Written by Viator, May 2012
While many may associate Sichuan cuisine with spicy sauces and a liberal amount of peppercorn, connoisseurs of the cuisine will tell you that Sichuan recipes only incorporate spicy elements into a handful of dishes. Sometimes dishes of Sichuan cuisine will be basic enough to cool off the spice from a previous dish before leaving you scrambling for water on the very next plate. A culinary journey, a meal of Sichuan cuisine can frequently stretch on for hours, even though the food often appears in a flash. Characterized by its intense flavor and brisk stir-frying over a hot fire, Sichuan dishes such as Kung Pao chicken have become staples of the cuisine which are recognizable and enjoyed in nearly every corner of the world.
More than just spices, Sichuan cuisine also offers flavors which take your taste buds in sour, salty and sweet directions. After all, the chili pepper which is used in many Sichuan dishes was only introduced to China within the past 300 years.
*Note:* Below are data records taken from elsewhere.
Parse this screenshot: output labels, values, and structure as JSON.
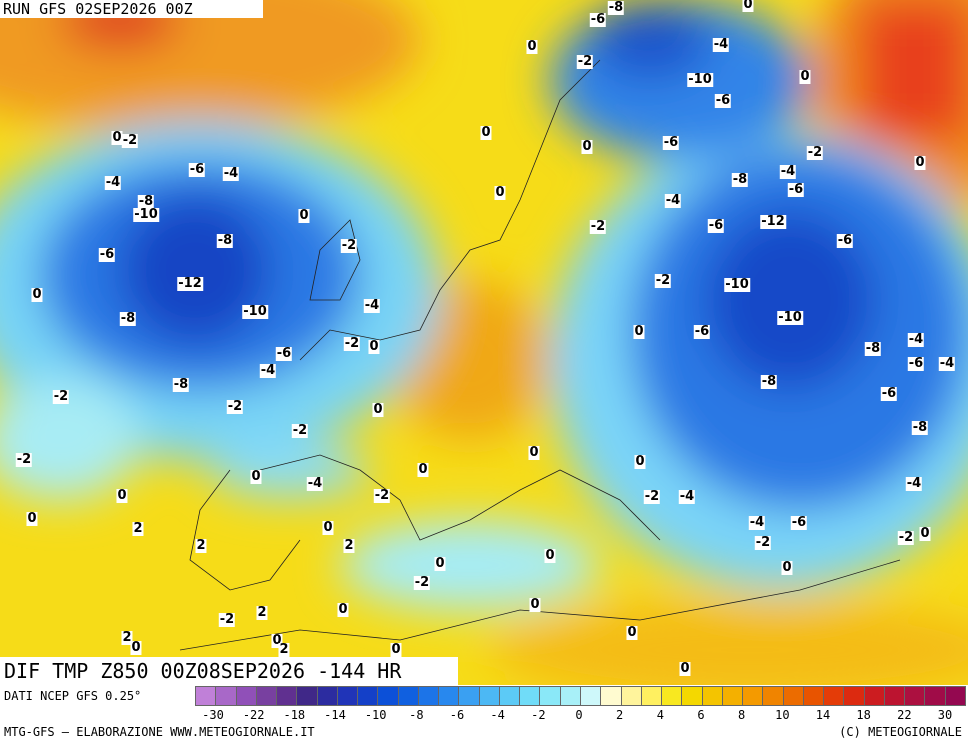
{
  "header": {
    "run": "RUN GFS 02SEP2026 00Z"
  },
  "map": {
    "title": "DIF TMP Z850 00Z08SEP2026 -144 HR",
    "contour_labels": [
      0,
      -2,
      -4,
      -6,
      -4,
      -8,
      -10,
      -8,
      -6,
      -12,
      -10,
      -8,
      0,
      -2,
      -4,
      -2,
      0,
      -6,
      -4,
      -8,
      -2,
      -2,
      0,
      -2,
      0,
      -2,
      0,
      0,
      2,
      2,
      0,
      -4,
      -2,
      0,
      0,
      2,
      0,
      -2,
      0,
      2,
      -2,
      2,
      0,
      0,
      2,
      0,
      0,
      0,
      0,
      0,
      0,
      -2,
      -4,
      -6,
      -2,
      0,
      -4,
      -2,
      -4,
      0,
      0,
      -8,
      -6,
      -8,
      -8,
      -6,
      -4,
      -4,
      -10,
      -6,
      0,
      -10,
      -2,
      -6,
      -12,
      -6,
      -4,
      -2,
      -8,
      -6,
      -4,
      -2,
      0,
      -6,
      0,
      0,
      0,
      -6,
      -10,
      -4,
      0,
      -6,
      -8,
      0,
      -2,
      0
    ]
  },
  "legend": {
    "source": "DATI NCEP GFS 0.25°",
    "colors": [
      "#c080d8",
      "#a868c8",
      "#9050b8",
      "#7840a0",
      "#603090",
      "#402888",
      "#2c2ca0",
      "#2034b8",
      "#1440c8",
      "#0c50d8",
      "#1060e0",
      "#1c74e8",
      "#2888ee",
      "#3aa0f2",
      "#4cb8f4",
      "#5ccaf6",
      "#70dcf8",
      "#8ae8f8",
      "#a8f0f8",
      "#cef8fa",
      "#fffbd0",
      "#fff49c",
      "#fff060",
      "#f8e820",
      "#f4d800",
      "#f4c400",
      "#f4b000",
      "#f49a00",
      "#f08400",
      "#ec6c00",
      "#e85400",
      "#e43c08",
      "#dc2a10",
      "#cc1c20",
      "#bc1430",
      "#ac1040",
      "#a00c48",
      "#940850"
    ],
    "ticks": [
      -30,
      -22,
      -18,
      -14,
      -10,
      -8,
      -6,
      -4,
      -2,
      0,
      2,
      4,
      6,
      8,
      10,
      14,
      18,
      22,
      30
    ]
  },
  "footer": {
    "left": "MTG-GFS — ELABORAZIONE WWW.METEOGIORNALE.IT",
    "right": "(C) METEOGIORNALE"
  }
}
With a history which pre-dates any contact with outside influences, many of the dishes in Sichuan cuisine are based upon recipes stretching back thousands of years.
A separate yet important element of Sichuan cuisine is the hot pot dishes found at most food establishments across southern China. Using a pot of simmering stock or flavored broth, everything from thinly sliced meats to vegetables and tofu are marinated and cooked in the stew in an effort to absorb the flavor of the stock. As is to be expected with the Sichuan style, oftentimes the resulting flavors can be quite potent and spicy, but the resulting perspiration is all part of the savory adventure found in the flavorful food of Sichuan.